Although no unexpected adverse events were reported, seven serious events were recorded, one of which (subacute bacterial endocarditis in a participant with a bioprosthetic aortic valve, who died 4 months after receiving BCT plus ultrasound-triamcinolone-lidocaine) was considered possibly related to treatment. The researchers said caution should be applied in patients with signs of, or risk factors for, infection.

They concluded: "In patients with mild to moderate hip osteoarthritis, ultrasound guided corticosteroid and local anaesthetic injection with advice and education led to greater pain reduction and improvement in function over 6 months, compared with advice and education alone.

"This study is the largest randomised controlled trial of the clinical effectiveness of intra-articular corticosteroid injection in hip osteoarthritis," they said. A systematic review of previously published studies reported that the quality of evidence was "relatively poor".

Therefore they concluded: "These findings provide evidence to inform international guidelines and offer important choice to patients, who often believe their treatment options are limited."

Better Short-term Improvement in Pain

Lead author Dr Zoe Paskins, honorary consultant rheumatologist in the School of Medicine at Keele University, told Medscape UK: "I envisage the guidelines, which do not recommend steroid injections for hip osteoarthritis, might change – so that it could be considered as a treatment option, particularly when core treatments are ineffective."

She added: "Unfortunately we only studied the effect of a single injection - we don’t know about the effectiveness or safety of repeated injections, nor do we know if injections would delay the need for [hip] replacement."

Commenting on the study, Dr Wendy Holden, honorary consultant rheumatologist at North Hampshire Hospitals NHS Foundation Trust and medical advisor to UK Charity Arthritis Action said: "Mild to moderate hip osteoarthritis can be painful and disabling and current treatment options are limited to lifestyle advice such as weight loss and exercise. This study suggests that a single injection of local anaesthetic plus corticosteroid given with ultrasound guidance into a painful hip joint may lead to a better short-term improvement in pain and function than advice and education alone.

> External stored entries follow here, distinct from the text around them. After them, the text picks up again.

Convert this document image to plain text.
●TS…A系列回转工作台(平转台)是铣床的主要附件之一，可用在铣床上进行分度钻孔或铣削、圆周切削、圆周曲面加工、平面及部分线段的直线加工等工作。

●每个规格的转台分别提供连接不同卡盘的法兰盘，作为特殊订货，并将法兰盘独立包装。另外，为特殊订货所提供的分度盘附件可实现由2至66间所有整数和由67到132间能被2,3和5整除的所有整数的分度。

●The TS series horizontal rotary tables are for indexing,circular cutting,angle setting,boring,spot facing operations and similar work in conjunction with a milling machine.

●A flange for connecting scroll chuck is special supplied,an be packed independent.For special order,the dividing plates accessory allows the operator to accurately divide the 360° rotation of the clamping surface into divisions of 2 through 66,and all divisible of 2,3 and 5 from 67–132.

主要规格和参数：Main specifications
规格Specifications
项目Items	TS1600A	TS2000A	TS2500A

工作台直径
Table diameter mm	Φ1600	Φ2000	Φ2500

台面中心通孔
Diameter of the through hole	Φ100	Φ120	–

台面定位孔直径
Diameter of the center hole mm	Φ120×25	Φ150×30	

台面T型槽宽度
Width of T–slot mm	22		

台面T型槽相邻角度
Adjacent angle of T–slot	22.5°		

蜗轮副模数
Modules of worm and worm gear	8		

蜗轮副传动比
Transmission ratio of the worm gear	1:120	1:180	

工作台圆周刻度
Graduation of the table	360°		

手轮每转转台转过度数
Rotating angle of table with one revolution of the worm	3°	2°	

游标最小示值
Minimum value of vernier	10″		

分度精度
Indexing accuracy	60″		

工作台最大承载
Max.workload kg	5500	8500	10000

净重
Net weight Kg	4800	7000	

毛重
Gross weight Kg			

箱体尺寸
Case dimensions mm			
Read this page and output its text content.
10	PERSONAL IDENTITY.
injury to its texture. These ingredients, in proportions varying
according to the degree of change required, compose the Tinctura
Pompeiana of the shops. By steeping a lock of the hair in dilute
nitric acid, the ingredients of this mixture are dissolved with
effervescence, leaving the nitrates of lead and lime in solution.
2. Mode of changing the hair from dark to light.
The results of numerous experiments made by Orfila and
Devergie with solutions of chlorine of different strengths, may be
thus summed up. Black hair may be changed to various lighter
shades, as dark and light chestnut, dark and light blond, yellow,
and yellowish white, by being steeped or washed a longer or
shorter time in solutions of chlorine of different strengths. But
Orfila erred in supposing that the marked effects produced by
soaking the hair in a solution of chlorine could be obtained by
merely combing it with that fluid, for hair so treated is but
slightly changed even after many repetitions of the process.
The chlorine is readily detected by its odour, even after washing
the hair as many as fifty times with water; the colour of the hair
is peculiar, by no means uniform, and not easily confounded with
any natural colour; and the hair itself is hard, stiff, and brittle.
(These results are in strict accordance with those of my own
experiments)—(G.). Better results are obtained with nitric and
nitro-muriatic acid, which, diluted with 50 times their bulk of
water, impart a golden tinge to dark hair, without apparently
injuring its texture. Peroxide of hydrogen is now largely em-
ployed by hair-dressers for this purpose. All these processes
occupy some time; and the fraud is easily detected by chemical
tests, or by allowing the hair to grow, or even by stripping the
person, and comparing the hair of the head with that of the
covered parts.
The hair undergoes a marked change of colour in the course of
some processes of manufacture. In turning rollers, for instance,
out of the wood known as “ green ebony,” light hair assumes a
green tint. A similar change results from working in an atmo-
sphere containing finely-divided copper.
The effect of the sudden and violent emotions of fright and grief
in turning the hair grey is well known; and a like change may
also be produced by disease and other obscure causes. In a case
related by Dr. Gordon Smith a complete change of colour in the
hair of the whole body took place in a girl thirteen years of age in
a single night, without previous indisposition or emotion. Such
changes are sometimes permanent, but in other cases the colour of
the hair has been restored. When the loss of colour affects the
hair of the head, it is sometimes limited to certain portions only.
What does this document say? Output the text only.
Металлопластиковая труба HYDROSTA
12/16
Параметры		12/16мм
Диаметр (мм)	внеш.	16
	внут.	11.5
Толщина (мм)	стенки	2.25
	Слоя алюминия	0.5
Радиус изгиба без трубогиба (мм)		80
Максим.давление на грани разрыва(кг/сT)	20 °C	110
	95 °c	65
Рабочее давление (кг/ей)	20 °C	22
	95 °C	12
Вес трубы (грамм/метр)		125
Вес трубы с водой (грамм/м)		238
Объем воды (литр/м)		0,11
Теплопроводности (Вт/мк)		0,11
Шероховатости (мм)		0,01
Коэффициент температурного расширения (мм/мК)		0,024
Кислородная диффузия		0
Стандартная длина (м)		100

"This may offer some hope for patients who may not be eligible for joint replacement surgery or who are waiting to see an orthopaedic surgeon to discuss other options.

"The study is limited by not being blinded, so some of the benefits of the injection could be attributed to the placebo effect. In addition, the benefits in terms of a reduction in pain and improvement in function beyond 6 months are unknown."

She added that as 7 of 66 patients who received the active treatment had a serious adverse effect, including one fatal bacterial infection, this "would be considered to be a high complication rate for an intra-articular injection".

Funding for the study was provided by the National Institute for Health Research (NIHR).